Do you see this as primarily a function of the increase in contingent workers and unpredictable scheduling for many workers?
We (Ziliak, Hardy, and Bollinger, 2011, and Hardy and Ziliak, 2014) find that labor force entries and exits, particularly job losses, explain quite a bit of income volatility. To the degree that lower-income and minority workers find themselves to be in these contingent employment situations, this is a potential driver.
Are African Americans, Latinos, and people of color generally more likely than white people to be in contingent/contract/freelance jobs, involuntary part-time jobs, and jobs with a high degree of scheduling irregularity?
In many cases, low-wage workers are more likely to be contingent workers, and low-wage workers are more likely to be members of underrepresented minority groups.
Is this primarily a phenomenon affecting lower-income workers who are African Americans, Latinos, and people of color generally?
Income volatility is higher among those with less education and in lower-income households, which at least partially explains the observed higher income volatility among African Americans. (Hardy and Ziliak, 2014, andHardy, 2016)
Are there demographic groups among African Americans, Latinos, and people of color that are particularly subject to income volatility? Single mothers? Unmarried women? Immigrants? Younger or older workers?
Single-parent, female-headed households, as well as lower-income and less-educated households, exhibit higher levels of income volatility.
To what extent is such volatility a function of decreasing labor-force participation?
Actual volatility is a reflection of income variation, so in many instances these are adults who are in and out of work. Moreover, survey data estimates show that income volatility appears to rise with unemployment.

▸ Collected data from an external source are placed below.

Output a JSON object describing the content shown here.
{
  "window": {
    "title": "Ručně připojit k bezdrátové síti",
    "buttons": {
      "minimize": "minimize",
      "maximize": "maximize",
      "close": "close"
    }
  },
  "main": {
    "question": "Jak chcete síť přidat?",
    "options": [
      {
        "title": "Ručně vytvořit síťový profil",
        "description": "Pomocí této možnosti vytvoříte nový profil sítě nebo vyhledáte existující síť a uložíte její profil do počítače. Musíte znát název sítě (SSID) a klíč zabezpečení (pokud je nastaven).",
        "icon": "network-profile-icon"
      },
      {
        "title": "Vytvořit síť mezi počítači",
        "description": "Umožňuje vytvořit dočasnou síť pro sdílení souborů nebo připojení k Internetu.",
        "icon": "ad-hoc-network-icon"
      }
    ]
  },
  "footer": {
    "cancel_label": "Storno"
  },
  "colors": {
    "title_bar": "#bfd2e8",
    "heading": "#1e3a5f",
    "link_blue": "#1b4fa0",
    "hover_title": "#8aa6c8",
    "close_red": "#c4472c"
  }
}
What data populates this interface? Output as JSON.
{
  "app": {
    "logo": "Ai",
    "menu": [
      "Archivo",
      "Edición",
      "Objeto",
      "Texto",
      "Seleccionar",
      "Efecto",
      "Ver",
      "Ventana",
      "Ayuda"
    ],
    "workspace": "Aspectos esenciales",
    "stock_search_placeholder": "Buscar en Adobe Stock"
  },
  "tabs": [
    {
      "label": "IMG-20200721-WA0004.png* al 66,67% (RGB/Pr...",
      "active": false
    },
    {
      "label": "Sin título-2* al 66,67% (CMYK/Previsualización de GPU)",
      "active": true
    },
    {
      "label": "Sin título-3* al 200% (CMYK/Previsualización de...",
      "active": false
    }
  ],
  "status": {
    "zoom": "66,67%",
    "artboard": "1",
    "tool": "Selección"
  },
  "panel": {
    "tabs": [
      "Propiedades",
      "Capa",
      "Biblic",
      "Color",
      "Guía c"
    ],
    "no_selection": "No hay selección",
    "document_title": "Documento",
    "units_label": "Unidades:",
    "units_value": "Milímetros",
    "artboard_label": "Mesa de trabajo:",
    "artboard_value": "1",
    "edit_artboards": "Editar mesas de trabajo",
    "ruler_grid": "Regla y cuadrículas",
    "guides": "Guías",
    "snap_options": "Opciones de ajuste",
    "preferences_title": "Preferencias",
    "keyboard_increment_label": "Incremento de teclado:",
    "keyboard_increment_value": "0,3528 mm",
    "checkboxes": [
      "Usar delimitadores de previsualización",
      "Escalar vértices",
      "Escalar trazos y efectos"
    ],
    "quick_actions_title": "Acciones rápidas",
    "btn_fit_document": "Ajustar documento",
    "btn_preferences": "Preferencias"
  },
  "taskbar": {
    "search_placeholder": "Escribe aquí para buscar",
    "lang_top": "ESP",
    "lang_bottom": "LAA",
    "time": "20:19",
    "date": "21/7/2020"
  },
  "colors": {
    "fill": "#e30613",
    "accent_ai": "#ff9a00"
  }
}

What could government, employers, and financial-services providers do to reduce income volatility, particularly among African Americans, Latinos, and people of color generally?
We find [Hardy and Ziliak (2014) & Hardy (2016)] that social safety-net programs collectively reduce the level of income volatility. These programs include the Supplemental Nutrition Assistance Program (SNAP), Earned Income Tax Credit (EITC), Unemployment Insurance (UI), Temporary Assistance to Needy Families (TANF), Social Security and Disability Insurance, and housing assistance. Certainly these programs could be bolstered to reduce income volatility.

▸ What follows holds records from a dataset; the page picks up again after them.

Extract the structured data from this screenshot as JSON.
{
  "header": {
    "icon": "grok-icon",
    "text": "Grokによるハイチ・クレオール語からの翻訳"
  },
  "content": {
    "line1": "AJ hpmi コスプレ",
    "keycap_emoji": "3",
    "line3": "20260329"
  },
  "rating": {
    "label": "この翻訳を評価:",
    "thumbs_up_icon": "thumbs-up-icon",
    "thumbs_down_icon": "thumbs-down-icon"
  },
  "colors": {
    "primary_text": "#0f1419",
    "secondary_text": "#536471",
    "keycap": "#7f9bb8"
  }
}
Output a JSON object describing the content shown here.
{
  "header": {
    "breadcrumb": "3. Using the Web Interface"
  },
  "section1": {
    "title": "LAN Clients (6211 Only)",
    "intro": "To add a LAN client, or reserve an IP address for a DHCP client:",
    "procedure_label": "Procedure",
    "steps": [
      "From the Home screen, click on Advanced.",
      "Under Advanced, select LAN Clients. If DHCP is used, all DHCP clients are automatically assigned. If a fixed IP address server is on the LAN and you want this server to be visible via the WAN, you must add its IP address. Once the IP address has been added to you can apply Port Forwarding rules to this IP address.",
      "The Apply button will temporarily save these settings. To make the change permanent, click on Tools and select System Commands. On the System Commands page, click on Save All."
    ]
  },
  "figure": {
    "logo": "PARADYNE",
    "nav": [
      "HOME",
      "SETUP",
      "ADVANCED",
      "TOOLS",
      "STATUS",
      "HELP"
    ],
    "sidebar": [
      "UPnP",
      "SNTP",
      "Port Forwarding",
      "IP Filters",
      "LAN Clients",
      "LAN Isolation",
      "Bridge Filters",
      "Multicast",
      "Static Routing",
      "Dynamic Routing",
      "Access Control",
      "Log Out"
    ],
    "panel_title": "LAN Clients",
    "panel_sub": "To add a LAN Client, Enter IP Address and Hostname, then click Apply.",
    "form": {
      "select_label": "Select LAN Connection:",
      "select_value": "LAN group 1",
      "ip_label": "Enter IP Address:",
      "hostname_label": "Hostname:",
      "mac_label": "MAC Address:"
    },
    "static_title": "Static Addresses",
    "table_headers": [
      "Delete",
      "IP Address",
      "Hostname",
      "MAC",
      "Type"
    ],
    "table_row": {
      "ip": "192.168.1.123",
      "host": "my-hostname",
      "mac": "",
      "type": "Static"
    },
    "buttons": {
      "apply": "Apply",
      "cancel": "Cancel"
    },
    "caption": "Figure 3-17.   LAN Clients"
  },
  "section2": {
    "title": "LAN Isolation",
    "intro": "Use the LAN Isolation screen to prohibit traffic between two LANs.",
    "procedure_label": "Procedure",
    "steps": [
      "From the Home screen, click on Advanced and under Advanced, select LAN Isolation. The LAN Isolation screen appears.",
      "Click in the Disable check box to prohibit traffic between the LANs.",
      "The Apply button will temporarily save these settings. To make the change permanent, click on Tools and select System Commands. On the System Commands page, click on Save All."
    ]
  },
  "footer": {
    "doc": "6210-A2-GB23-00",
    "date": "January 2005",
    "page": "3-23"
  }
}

I think there’s potentially quite a bit to be done. To the degree that income volatility is associated with low-wage work, education and training programs in TANF and UI could be reformed to provide greater coverage for low-wage workers with less job experience, who, along with part-time, temporary, and contract workers, are often ineligible for both programs. Greater coverage would provide an income buffer as well as training opportunities for more stable employment, and TANF could be improved to be more responsive during economic downturns. TANF was pretty unresponsive during the recent recessions of the 2000s.
The EITC is the largest cash program for the working poor in America, but the benefit comes only during tax refund season and therefore does not serve as much of a buffer against income volatility. The IRS discontinued a program called Advance EITC, which allowed tax filers to distribute their refund across an entire year but which didn’t see much participation.
Programs such as SNAP could provide greater benefits for childless adults, and the work requirement for these adults could be lowered to 10 hours from 20 hours.
Thinking through what, if any, income floor adults have access to in the event of job loss and/or underemployment is important. TANF and government job training programs could work together better to provide job training opportunities for individuals out of work who actively seek work. The ultimate stabilization policy is supporting stable employment.